[MUD-Dev] Striving for originality

John A. Bertoglio jb at co-laboratory.com
Tue Jun 11 21:11:21 New Zealand Standard Time 2002

From: "Kwon Ekstrom"
> From: "John Bertoglio" <jb at co-laboratory.com>

>> As I said before, I like the idea that a world should have
>> physical rules. They do not have to be the same as our world, but
>> they should

> The physical world is not and never will be balanced.  There will
> always be someone who is bigger, tougher, meaner...

We may have a different definition of balance working here. Devices
built in the physical world to accomplish the same goal tend to be
balanced because of design tradeoffs. Rate of fire is balanced by
recoil. Power is traded off for speed. A halberd can cleave a man in
half but in one on one combat you better get your opponent armed
with a light weapon on the first whack! A longbow in the hands of an
expert is a more deadly and effective weapon than a musket by the
musketeer is easier to train (and so on...).

>> most balance problems derive from not using some kind of physical
>> model as a basis. Most advancement/damage models are built on the
>> desire to reward user participation and loyalty. Because they
>> have

> Most balance problems are derived from a lack of understanding
> and/or preferences of the administration.  I've balanced several
> systems on existing muds and it's simple tweaking and a hell of a
> lot of testing for the most part (Generally I was right on the
> first try but I always test my stuff, sometimes things don't
> always measure up)

Agree in principle. However, my point was that having an underlying
understanding of the physics of the world provides an effective
baseline to use for the balancing process.

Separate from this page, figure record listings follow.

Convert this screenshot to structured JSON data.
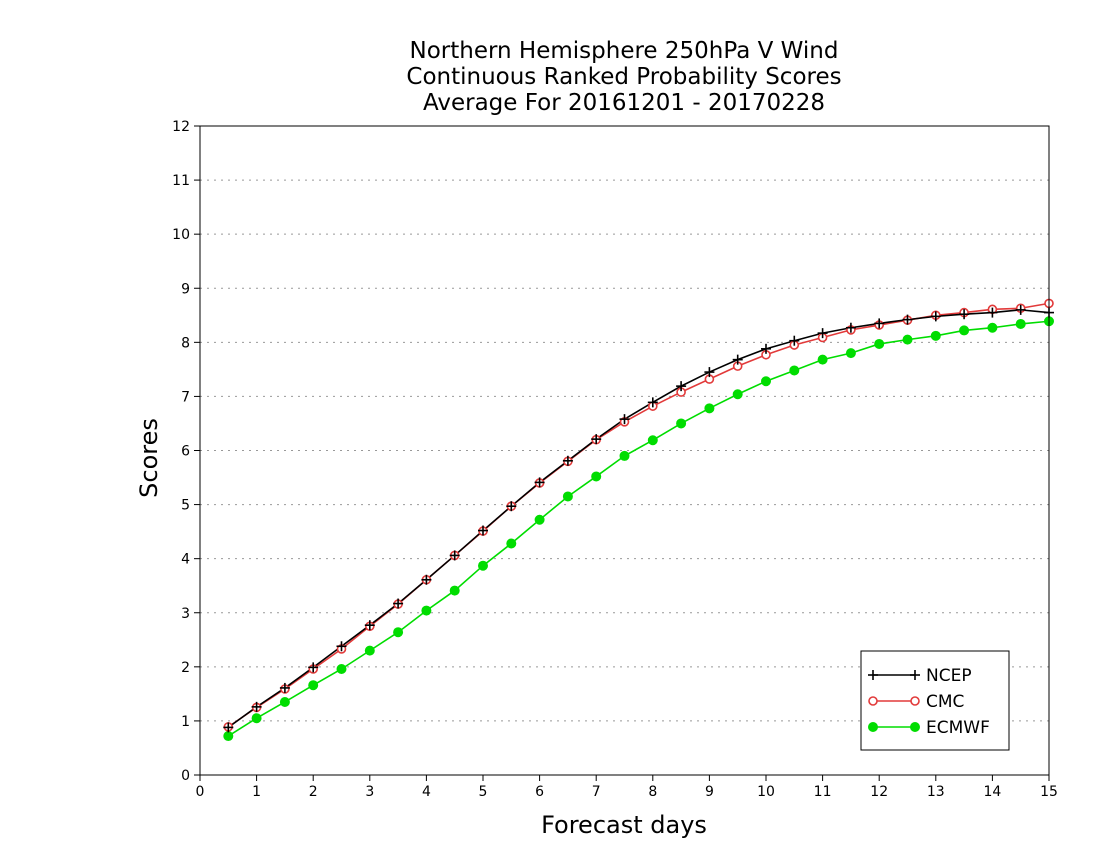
{
  "chart_data": {
    "type": "line",
    "title_lines": [
      "Northern Hemisphere 250hPa V Wind",
      "Continuous Ranked Probability Scores",
      "Average For 20161201 - 20170228"
    ],
    "xlabel": "Forecast days",
    "ylabel": "Scores",
    "xlim": [
      0,
      15
    ],
    "ylim": [
      0,
      12
    ],
    "xticks": [
      0,
      1,
      2,
      3,
      4,
      5,
      6,
      7,
      8,
      9,
      10,
      11,
      12,
      13,
      14,
      15
    ],
    "yticks": [
      0,
      1,
      2,
      3,
      4,
      5,
      6,
      7,
      8,
      9,
      10,
      11,
      12
    ],
    "grid": "horizontal-dotted",
    "legend_position": "bottom-right",
    "x": [
      0.5,
      1,
      1.5,
      2,
      2.5,
      3,
      3.5,
      4,
      4.5,
      5,
      5.5,
      6,
      6.5,
      7,
      7.5,
      8,
      8.5,
      9,
      9.5,
      10,
      10.5,
      11,
      11.5,
      12,
      12.5,
      13,
      13.5,
      14,
      14.5,
      15
    ],
    "series": [
      {
        "name": "NCEP",
        "color": "#000000",
        "marker": "plus",
        "values": [
          0.88,
          1.26,
          1.61,
          1.99,
          2.38,
          2.77,
          3.17,
          3.61,
          4.06,
          4.52,
          4.97,
          5.41,
          5.81,
          6.21,
          6.58,
          6.89,
          7.19,
          7.45,
          7.68,
          7.88,
          8.03,
          8.17,
          8.27,
          8.35,
          8.42,
          8.48,
          8.52,
          8.55,
          8.6,
          8.55
        ]
      },
      {
        "name": "CMC",
        "color": "#e23a3a",
        "marker": "open-circle",
        "values": [
          0.89,
          1.25,
          1.59,
          1.96,
          2.33,
          2.75,
          3.16,
          3.61,
          4.06,
          4.51,
          4.97,
          5.4,
          5.8,
          6.2,
          6.53,
          6.82,
          7.08,
          7.32,
          7.56,
          7.77,
          7.95,
          8.09,
          8.23,
          8.32,
          8.41,
          8.5,
          8.55,
          8.61,
          8.63,
          8.72
        ]
      },
      {
        "name": "ECMWF",
        "color": "#00dd00",
        "marker": "filled-circle",
        "values": [
          0.72,
          1.05,
          1.35,
          1.66,
          1.96,
          2.3,
          2.64,
          3.04,
          3.41,
          3.87,
          4.28,
          4.72,
          5.15,
          5.52,
          5.9,
          6.19,
          6.5,
          6.78,
          7.04,
          7.28,
          7.48,
          7.68,
          7.8,
          7.97,
          8.05,
          8.12,
          8.22,
          8.27,
          8.34,
          8.39
        ]
      }
    ]
  }
}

>> or less. Because these designers use real world physics as their
>> baseline, they get close to balance on the first pass. The
>> weapons they model were all designed for the same purpose and
>> reflect standard engineering trades-offs. Tweaking the balance is
>> required because the simulation cannot fully reflect reality.

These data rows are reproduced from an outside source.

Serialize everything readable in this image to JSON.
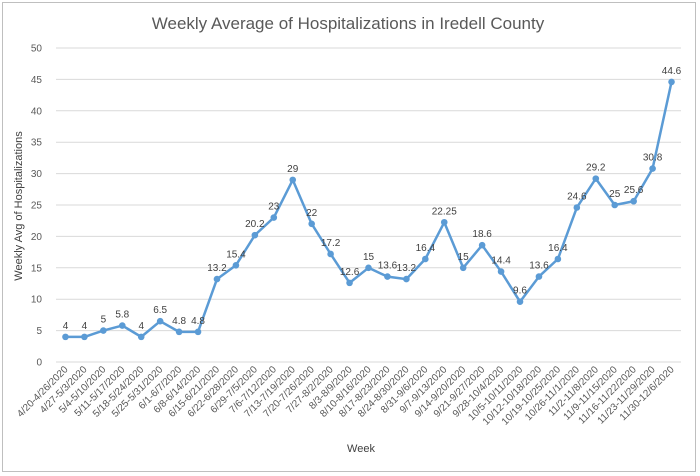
{
  "chart_data": {
    "type": "line",
    "title": "Weekly Average of Hospitalizations in Iredell County",
    "xlabel": "Week",
    "ylabel": "Weekly Avg of Hospitalizations",
    "ylim": [
      0,
      50
    ],
    "yticks": [
      0,
      5,
      10,
      15,
      20,
      25,
      30,
      35,
      40,
      45,
      50
    ],
    "grid": true,
    "legend": "none",
    "line_color": "#5B9BD5",
    "categories": [
      "4/20-4/26/2020",
      "4/27-5/3/2020",
      "5/4-5/10/2020",
      "5/11-5/17/2020",
      "5/18-5/24/2020",
      "5/25-5/31/2020",
      "6/1-6/7/2020",
      "6/8-6/14/2020",
      "6/15-6/21/2020",
      "6/22-6/28/2020",
      "6/29-7/5/2020",
      "7/6-7/12/2020",
      "7/13-7/19/2020",
      "7/20-7/26/2020",
      "7/27-8/2/2020",
      "8/3-8/9/2020",
      "8/10-8/16/2020",
      "8/17-8/23/2020",
      "8/24-8/30/2020",
      "8/31-9/6/2020",
      "9/7-9/13/2020",
      "9/14-9/20/2020",
      "9/21-9/27/2020",
      "9/28-10/4/2020",
      "10/5-10/11/2020",
      "10/12-10/18/2020",
      "10/19-10/25/2020",
      "10/26-11/1/2020",
      "11/2-11/8/2020",
      "11/9-11/15/2020",
      "11/16-11/22/2020",
      "11/23-11/29/2020",
      "11/30-12/6/2020"
    ],
    "values": [
      4,
      4,
      5,
      5.8,
      4,
      6.5,
      4.8,
      4.8,
      13.2,
      15.4,
      20.2,
      23,
      29,
      22,
      17.2,
      12.6,
      15,
      13.6,
      13.2,
      16.4,
      22.25,
      15,
      18.6,
      14.4,
      9.6,
      13.6,
      16.4,
      24.6,
      29.2,
      25,
      25.6,
      30.8,
      44.6
    ],
    "data_labels": [
      "4",
      "4",
      "5",
      "5.8",
      "4",
      "6.5",
      "4.8",
      "4.8",
      "13.2",
      "15.4",
      "20.2",
      "23",
      "29",
      "22",
      "17.2",
      "12.6",
      "15",
      "13.6",
      "13.2",
      "16.4",
      "22.25",
      "15",
      "18.6",
      "14.4",
      "9.6",
      "13.6",
      "16.4",
      "24.6",
      "29.2",
      "25",
      "25.6",
      "30.8",
      "44.6"
    ]
  }
}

> I'm sure there's alot more than simply using real world physics.
> In the real world, any firearm has the potential to kill in a
> single hit.  In a game sence it's not fun to be killed in a single
> hit unless it's extremely difficult to score the shot.  Snipers
> simply have a much longer range.

To a certain degree the designers have no choice. Rate of fire,
magazine capacity, accuracy and stopping power are well known. Any
serious deviation from these parameters would cause the user base to
howl. Head shots kill in a single shot. Sniper rifles kill in a
single shot. Users of these weapons in the real world have their
preferences. So do the players. My son is an active CounterStrike
player and we have followed the steady evolution of the model. Each
weapon has its own characteristics and closely models real world
behavior. Since the rounds are limited to about 5 minutes, stopping
power is more of an issue than how ultimately deadly the hits
are. The shotgun is very powerful but does not penetrate armor well
and drops off quickly as range increases. The low rate of fire and
low ammo capacity are another limiting factor.

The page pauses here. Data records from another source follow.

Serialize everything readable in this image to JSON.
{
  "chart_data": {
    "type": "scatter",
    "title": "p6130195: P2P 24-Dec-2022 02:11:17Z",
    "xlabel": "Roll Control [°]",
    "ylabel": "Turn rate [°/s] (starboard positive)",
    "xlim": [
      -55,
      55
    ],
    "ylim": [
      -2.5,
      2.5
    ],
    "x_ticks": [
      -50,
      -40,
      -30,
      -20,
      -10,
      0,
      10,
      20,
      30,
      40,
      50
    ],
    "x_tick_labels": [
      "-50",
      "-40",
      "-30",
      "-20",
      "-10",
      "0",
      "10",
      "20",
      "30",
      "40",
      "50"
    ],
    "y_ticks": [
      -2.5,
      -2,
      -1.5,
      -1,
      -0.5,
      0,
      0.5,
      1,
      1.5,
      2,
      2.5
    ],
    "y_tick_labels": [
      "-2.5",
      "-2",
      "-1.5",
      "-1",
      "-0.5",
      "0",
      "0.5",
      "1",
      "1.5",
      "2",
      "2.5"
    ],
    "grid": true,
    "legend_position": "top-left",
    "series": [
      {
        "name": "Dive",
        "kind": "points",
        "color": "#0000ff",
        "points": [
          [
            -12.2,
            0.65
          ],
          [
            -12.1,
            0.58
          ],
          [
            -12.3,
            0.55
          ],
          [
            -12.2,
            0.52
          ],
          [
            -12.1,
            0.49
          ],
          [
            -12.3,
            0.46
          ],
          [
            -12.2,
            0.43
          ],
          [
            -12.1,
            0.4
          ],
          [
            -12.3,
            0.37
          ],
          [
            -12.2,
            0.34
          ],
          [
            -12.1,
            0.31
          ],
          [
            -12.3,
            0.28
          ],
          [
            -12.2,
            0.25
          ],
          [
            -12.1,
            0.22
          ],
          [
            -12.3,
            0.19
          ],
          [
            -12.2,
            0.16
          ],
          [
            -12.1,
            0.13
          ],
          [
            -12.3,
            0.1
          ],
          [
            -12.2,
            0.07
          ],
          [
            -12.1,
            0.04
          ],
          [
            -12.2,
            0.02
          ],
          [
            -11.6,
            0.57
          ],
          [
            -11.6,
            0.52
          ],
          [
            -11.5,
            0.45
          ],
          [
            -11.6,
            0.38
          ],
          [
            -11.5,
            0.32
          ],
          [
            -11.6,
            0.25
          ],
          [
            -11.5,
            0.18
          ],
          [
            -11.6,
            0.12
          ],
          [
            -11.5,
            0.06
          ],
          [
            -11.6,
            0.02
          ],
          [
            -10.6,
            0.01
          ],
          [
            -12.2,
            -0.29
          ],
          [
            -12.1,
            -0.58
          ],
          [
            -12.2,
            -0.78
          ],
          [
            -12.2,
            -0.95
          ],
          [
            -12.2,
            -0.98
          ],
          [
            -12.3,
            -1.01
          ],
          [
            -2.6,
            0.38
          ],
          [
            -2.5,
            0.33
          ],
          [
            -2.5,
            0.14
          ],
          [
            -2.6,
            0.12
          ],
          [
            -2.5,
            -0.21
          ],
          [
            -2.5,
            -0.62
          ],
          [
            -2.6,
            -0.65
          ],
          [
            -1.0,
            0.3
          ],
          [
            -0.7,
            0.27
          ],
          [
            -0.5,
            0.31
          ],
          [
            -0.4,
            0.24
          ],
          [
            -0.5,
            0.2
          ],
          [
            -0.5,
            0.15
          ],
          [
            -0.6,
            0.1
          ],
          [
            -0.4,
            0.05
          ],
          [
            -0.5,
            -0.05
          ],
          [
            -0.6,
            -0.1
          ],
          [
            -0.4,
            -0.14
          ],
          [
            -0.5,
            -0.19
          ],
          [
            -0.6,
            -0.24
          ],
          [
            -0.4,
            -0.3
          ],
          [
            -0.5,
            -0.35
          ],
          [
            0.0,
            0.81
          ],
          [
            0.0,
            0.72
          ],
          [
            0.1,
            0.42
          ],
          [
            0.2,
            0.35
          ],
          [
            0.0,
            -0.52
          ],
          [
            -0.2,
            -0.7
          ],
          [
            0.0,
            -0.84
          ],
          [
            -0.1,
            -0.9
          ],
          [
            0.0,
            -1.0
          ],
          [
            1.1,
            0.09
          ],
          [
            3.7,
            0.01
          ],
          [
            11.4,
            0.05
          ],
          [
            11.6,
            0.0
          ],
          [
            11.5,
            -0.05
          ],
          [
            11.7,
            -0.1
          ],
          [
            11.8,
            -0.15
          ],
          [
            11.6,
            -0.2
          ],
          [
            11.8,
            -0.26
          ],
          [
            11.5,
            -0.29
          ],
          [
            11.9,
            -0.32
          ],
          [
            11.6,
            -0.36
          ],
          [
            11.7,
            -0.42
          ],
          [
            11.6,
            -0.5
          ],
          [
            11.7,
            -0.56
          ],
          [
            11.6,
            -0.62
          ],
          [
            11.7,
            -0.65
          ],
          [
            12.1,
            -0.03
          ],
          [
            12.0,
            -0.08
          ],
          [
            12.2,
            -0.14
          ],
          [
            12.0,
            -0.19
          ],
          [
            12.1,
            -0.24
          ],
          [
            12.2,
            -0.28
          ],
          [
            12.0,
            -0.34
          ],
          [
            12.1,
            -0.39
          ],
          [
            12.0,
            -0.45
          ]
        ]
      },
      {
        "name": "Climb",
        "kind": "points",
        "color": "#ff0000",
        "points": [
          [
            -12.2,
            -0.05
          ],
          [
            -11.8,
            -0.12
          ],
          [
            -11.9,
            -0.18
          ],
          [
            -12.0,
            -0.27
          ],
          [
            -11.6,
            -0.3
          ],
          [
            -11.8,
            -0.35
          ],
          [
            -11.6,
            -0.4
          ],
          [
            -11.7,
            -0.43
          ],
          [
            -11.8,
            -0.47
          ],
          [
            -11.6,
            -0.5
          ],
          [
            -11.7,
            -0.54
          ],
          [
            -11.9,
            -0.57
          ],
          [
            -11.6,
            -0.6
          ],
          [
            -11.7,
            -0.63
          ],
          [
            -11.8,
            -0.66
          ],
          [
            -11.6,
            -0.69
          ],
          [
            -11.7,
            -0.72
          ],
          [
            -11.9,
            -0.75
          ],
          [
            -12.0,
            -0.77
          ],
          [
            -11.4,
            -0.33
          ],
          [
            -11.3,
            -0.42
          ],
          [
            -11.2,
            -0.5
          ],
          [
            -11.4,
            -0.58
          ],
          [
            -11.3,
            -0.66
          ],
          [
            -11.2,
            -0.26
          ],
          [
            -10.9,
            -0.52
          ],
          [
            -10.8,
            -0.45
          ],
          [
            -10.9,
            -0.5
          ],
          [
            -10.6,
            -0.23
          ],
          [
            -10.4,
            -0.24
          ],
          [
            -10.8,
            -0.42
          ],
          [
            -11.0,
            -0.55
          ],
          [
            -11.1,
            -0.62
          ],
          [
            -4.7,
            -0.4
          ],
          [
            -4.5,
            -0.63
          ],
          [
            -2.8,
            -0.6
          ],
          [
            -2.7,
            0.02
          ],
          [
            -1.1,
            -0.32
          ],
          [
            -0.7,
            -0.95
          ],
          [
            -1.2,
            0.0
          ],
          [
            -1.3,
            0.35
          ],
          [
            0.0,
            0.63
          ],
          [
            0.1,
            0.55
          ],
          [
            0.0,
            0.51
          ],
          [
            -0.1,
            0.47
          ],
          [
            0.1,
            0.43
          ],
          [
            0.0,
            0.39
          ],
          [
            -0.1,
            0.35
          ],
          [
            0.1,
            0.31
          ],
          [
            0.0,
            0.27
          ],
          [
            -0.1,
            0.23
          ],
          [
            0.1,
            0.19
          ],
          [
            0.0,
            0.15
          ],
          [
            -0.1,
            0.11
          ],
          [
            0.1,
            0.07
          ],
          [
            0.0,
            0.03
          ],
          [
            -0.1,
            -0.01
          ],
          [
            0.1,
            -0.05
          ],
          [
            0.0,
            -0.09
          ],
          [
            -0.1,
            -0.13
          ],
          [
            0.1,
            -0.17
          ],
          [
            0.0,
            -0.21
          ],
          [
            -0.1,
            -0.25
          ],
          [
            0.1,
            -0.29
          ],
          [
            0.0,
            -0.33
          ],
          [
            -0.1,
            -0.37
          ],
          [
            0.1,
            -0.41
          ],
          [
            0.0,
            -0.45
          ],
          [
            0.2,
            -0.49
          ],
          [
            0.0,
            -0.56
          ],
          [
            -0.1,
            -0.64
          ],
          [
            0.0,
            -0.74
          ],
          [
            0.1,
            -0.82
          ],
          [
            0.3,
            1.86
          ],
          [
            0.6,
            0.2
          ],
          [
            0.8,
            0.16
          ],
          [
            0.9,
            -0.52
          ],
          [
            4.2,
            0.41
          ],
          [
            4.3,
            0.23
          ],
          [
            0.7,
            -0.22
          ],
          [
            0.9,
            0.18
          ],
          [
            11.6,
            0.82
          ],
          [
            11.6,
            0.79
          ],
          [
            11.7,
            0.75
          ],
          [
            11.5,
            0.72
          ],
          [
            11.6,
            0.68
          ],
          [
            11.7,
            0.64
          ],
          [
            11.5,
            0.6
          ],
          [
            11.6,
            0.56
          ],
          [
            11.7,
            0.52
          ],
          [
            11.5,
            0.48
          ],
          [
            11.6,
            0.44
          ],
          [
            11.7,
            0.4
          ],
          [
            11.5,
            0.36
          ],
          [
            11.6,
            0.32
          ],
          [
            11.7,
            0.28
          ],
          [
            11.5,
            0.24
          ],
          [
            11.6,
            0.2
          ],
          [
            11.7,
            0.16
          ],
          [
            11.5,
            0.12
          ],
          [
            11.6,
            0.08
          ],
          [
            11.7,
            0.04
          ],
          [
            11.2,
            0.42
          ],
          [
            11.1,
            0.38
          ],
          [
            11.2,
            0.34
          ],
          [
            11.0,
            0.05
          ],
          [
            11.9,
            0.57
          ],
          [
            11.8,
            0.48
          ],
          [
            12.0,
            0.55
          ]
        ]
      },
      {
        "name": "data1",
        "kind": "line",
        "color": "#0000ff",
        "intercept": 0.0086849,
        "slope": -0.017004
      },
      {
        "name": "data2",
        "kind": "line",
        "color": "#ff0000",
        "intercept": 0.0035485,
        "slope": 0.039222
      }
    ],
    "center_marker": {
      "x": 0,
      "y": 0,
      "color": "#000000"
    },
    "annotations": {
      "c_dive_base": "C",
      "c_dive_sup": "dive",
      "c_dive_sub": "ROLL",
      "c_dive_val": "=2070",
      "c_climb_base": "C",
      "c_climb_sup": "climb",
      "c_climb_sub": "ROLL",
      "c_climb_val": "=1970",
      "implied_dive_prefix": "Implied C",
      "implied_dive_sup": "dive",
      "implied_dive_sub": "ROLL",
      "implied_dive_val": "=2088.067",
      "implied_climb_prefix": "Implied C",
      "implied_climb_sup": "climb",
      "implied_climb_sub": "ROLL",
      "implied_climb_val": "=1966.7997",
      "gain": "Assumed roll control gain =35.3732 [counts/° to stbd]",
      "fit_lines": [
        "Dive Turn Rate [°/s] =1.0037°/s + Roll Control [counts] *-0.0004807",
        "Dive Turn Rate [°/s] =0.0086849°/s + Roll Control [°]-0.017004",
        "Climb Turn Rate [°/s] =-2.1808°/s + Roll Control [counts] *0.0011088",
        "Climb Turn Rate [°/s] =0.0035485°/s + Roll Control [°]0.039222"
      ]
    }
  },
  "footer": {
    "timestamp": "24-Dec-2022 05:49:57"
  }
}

Sniper weapons are perfect example of the need for hand tuning you
reference above. Because a sniper is using the same (non-real world)
video game-style aiming model, it can be a very unbalancing weapon
in some scenarios. Recent mods have allowed players to ban the
sniper rifle (kind of like Pope Innocent and the crossbow). On some
maps, the accuracy and power of the sniper rifle are balanced by the
low rate of fire and a narrow field of vision that make the shooter
very susceptible to being ambushed.

>> were trying to avoid the situation where a low level mage has
>> spell power that is the equivalent of throwing rocks and a high
>> level mage has spells with the power of a 16inch naval gun (along
>> with a rate of fire admirals only dream of). An important
>> component of the

> Admirals no longer dream of 16" naval guns, if you've looked at
> recent destroyer design, a modern US Missile Destroyer packs a
> much bigger punch than a WWII Battleship.  It's capable of
> launching hundreds of missiles in a matter of minutes, each one
> individually targetting.  That's a wide assortment of firepower.
> Which is definitely unbalancing in the world today (A single US
> Aircraft Carrier contains more aircraft than the majority of
> airforces today)

The point I made above is despite the power of each weapon system,
many variants in weapon systems exist. The destroyer mentioned above
does not have a single optimal weapon system. It has a number of
them. Each is optimized for a particular situation. Again, this is
based on the physics of the real world. A Phalanx point defense
system fires small, short range projectiles at an amazing rate of
speed. An awesome weapon against incoming missiles but worthless to
engage an enemy over the horizon. Again, real world physics balance
the design and choice.

> I'm a big fan of making magic "unbalancing" but "extremely
> difficult" to use.  Magic should be more powerful than anything
> else in the game, but it should have definite limitations forcing
> the mage to use his/her brain.

I agree with the above, completely. This is exactly the argument I
made (clumsy artillery analogy aside).